El pasado 30 de octubre, la última muralista fue festejada por su familia y amigos cercanos. La señora Holda Zepeda de Purón, compañera defensora de los barrios de Coyoacán, le mandó hacer un pastel con la imagen que se hizo con una pintura. Rina bailó con música oaxaqueña. Al día siguiente dijo a su hija Rina García Lazo que había disfrutado mucho y que aunque Arturo García Bustos no había estado, ella lo había tenido todo el tiempo presente.

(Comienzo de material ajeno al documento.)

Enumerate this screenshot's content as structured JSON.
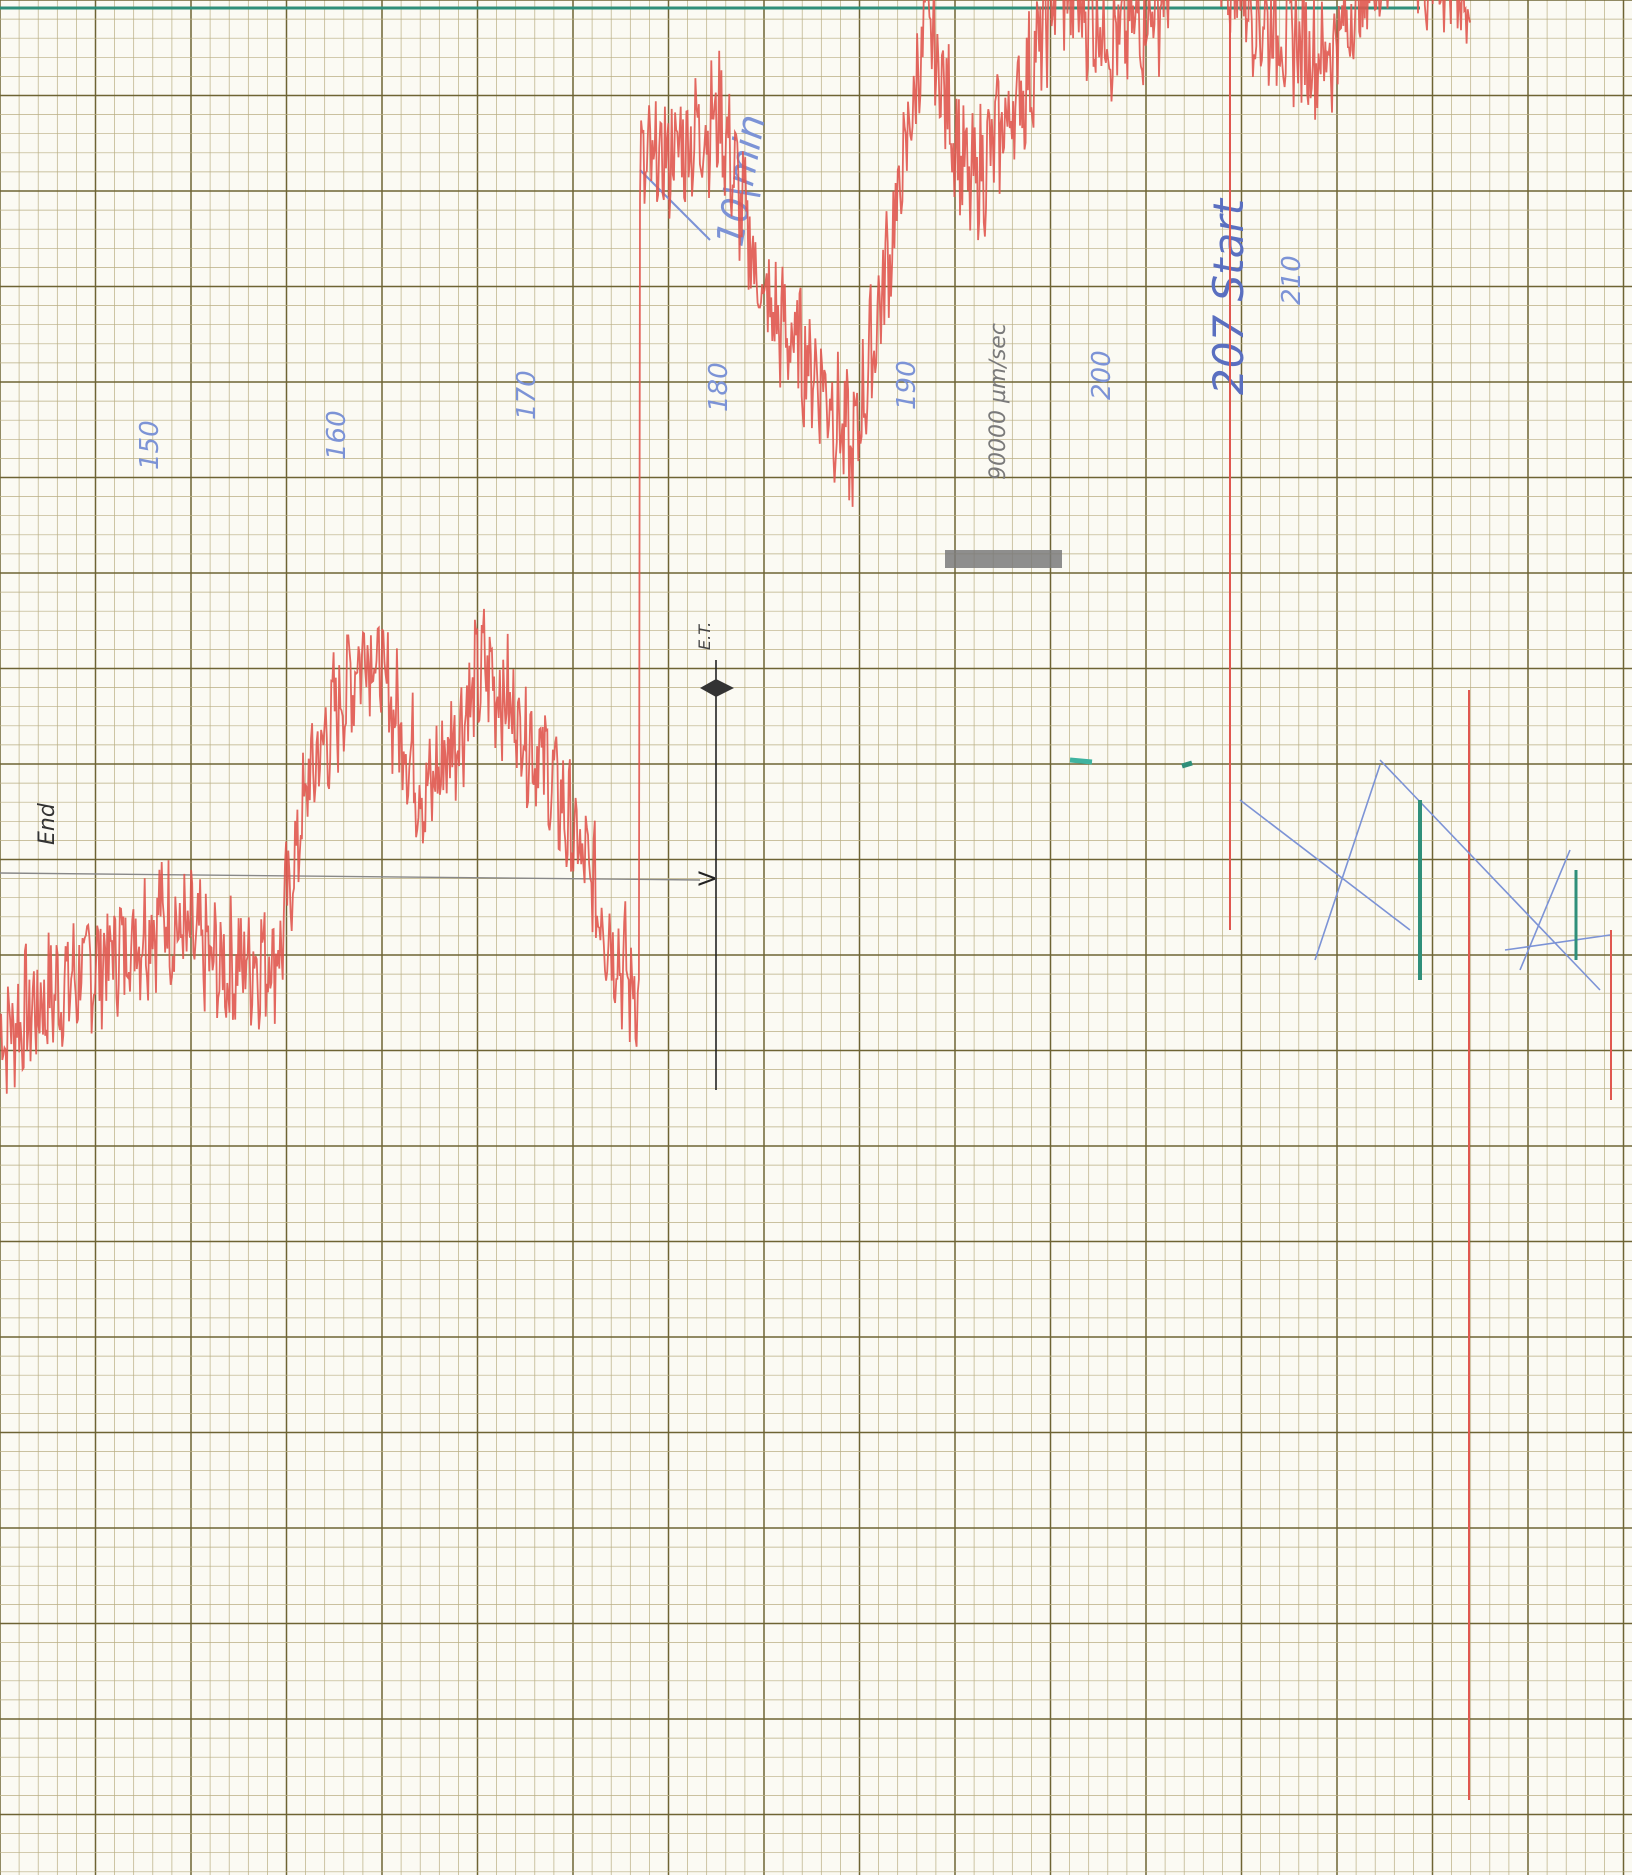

En la charla con La Jornada, Rina Lazo se refirió a múltiples temas: sus experiencias como discípula de Diego Rivera, sus murales, su militancia, su vida al lado de su compañero, Arturo García Bustos, las vivencias con su hija Rina García, quien siempre la acompañó.

A continuación, in extenso, las palabras de la pintora:

“‘Yo nací en la capital de Guatemala (el 30 de octubre de 1923). Mi madre se llamaba Melanie Wasem, era hija de alemán. Mi padre fue Arturo Lazo Midence, nació en Honduras y luego emigró a Guatemala para estudiar medicina. Eran los últimos años de la dictadura de Manuel Estrada, quien ya tenía 20 años en el poder. La Escuela de Medicina estaba en Cobán, donde había mucha oposición del Partido Unionista; mi papá se afilió, fue detenido en 1920 y lo iban a fusilar, pero en eso cayó el dictador.

Una suerte, adaptarme al maestro Diego Rivera

“En Guatemala, el maestro Julio Ruelas me sugirió inscribirme en la Escuela de Bellas Artes, donde los estudiantes luchaban contra la dictadura del general Ubico Castañeda, que gobernó de 1921 a 1944. En esa lucha me tocó mi primera tarea política, que fue hacer sándwiches en la noche y darles por la ventana a los muchachos que andaban luchando contra el dictador.

“‘A los 23 años gané una beca para estudiar en México. Llegué con una tía que vivía en la colonia Santa María (la Ribera). Mi profesor Andrés Sánchez Flores consideró que tenía mucho talento y me llevó a trabajar en el mural de Diego Rivera en el hotel del Prado, Sueño de una tarde dominical en la Alameda Central. En ese primer mural me dejó pintar. Pinté tanto que está firmado por mí el mural todavía. No se ha borrado. Me quitó el pincel y me dijo: ‘fírmelo...’ Fue realmente una suerte que me adaptara muy bien al maestro.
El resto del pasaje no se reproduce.